The An Argument With Myself EP also shows Lekman take a turn into the socially conscious. “A Promise” is a fetching yarn about the state of one man’s struggle against the health care system that seems to make young workers sicker than better. The song soars with dewy strings, embellishing the sort of baroque pop that Lekman was mining earlier in his career. Meanwhile, “New Directions” is exactly that: a course charted directly into the new. The song’s a stab at white boy funk that starts out discerningly with a trumpet intro that sounds utterly regal, before taking its turn into a bass heavy booty shaking dance track of the sort that Steely Dan might have written if they’d gone the twee route. That’s more than an apt comparison, as Lekman sounds weary retracing his route around motorways in the first verse, sort of like a battered Donald Fagan might have in his prime. And then “So This Guy at My Office” is an attempt to broaden Lekman’s palate by being a soaring reggae track bolstered by the unlikely presence of a flute wandering in. It’s another home run: a tale of a co-worker that Lekman is regaling to a girlfriend, and just babbles on about because he’s stalling at telling her that he loves her. It’s not quite up there with “A Man Walks Into a Bar”, but it is disarming and effective in its own way.

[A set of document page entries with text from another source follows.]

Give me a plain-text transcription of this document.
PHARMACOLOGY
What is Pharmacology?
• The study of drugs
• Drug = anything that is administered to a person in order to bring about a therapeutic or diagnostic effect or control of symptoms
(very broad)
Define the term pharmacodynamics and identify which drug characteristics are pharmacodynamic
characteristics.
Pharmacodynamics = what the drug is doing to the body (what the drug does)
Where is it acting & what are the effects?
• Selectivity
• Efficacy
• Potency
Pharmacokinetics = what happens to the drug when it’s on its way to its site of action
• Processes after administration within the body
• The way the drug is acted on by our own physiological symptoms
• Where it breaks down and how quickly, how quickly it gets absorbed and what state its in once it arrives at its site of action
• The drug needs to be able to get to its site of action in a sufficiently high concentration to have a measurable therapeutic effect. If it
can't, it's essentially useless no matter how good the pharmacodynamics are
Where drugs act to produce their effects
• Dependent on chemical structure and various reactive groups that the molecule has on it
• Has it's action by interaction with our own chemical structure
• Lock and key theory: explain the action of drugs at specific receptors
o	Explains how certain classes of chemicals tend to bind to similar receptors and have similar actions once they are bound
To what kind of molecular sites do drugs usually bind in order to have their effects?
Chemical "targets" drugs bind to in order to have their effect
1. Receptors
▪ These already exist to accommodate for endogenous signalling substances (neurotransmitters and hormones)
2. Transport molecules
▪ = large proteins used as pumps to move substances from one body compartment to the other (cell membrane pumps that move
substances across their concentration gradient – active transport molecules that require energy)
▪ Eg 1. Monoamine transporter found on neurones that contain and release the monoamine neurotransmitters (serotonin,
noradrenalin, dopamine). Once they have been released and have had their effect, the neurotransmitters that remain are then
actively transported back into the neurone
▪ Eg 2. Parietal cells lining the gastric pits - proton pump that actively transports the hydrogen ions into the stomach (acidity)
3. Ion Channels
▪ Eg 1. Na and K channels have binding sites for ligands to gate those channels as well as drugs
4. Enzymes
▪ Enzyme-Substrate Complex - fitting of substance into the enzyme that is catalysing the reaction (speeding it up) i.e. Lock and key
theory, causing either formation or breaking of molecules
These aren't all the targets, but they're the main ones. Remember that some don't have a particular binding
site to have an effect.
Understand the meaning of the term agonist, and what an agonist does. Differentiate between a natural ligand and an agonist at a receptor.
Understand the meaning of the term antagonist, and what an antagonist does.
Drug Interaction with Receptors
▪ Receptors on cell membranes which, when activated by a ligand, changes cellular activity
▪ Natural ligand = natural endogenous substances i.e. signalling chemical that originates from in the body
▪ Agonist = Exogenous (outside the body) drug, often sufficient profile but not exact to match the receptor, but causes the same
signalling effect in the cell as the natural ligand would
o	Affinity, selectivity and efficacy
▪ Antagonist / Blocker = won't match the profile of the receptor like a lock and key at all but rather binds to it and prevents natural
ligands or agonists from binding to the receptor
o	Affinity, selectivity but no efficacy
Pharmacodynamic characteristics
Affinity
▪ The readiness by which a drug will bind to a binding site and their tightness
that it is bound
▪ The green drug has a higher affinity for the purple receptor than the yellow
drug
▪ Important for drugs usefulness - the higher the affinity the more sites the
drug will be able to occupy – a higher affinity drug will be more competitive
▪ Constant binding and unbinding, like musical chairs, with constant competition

Ultimately, this extended play sees Lekman reaching a transitional state in his songwriting, looking back to past totems used in his work but also looking forward to a new form of expressionism in his songwriting. An Argument With Myself shows Lekman starting to find his feet, insofar as finding purpose in his life as a songwriter—remember, this is a guy who briefly retired from music to go work in a bingo hall. The only complaint listeners might have with this EP is that it is, well, an EP: at almost only 18 minutes long, it’s too short. What’s more, there isn’t a great deal of unity to the material: it sees Lekman skipping from one genre to the next. While the material might be mere castoffs to Lekman—he has said that these five songs didn’t fit contextually within the actual album he’s working on, but were popular enough with audiences when played live that he decided to release them anyway—it is utterly top shelf, almost reaching the dazzling heights of the songs found on his singles collection Oh You’re So Silent Jens. This EP cements and solidifies Lekman’s status as one of the most dependable and vital songwriters at work today. And while it can be argued that Dylan’s best work is already well behind him, the future just looks bright for Lekman. I can’t wait to see what journey he takes us on next, or argument he has, for that matter.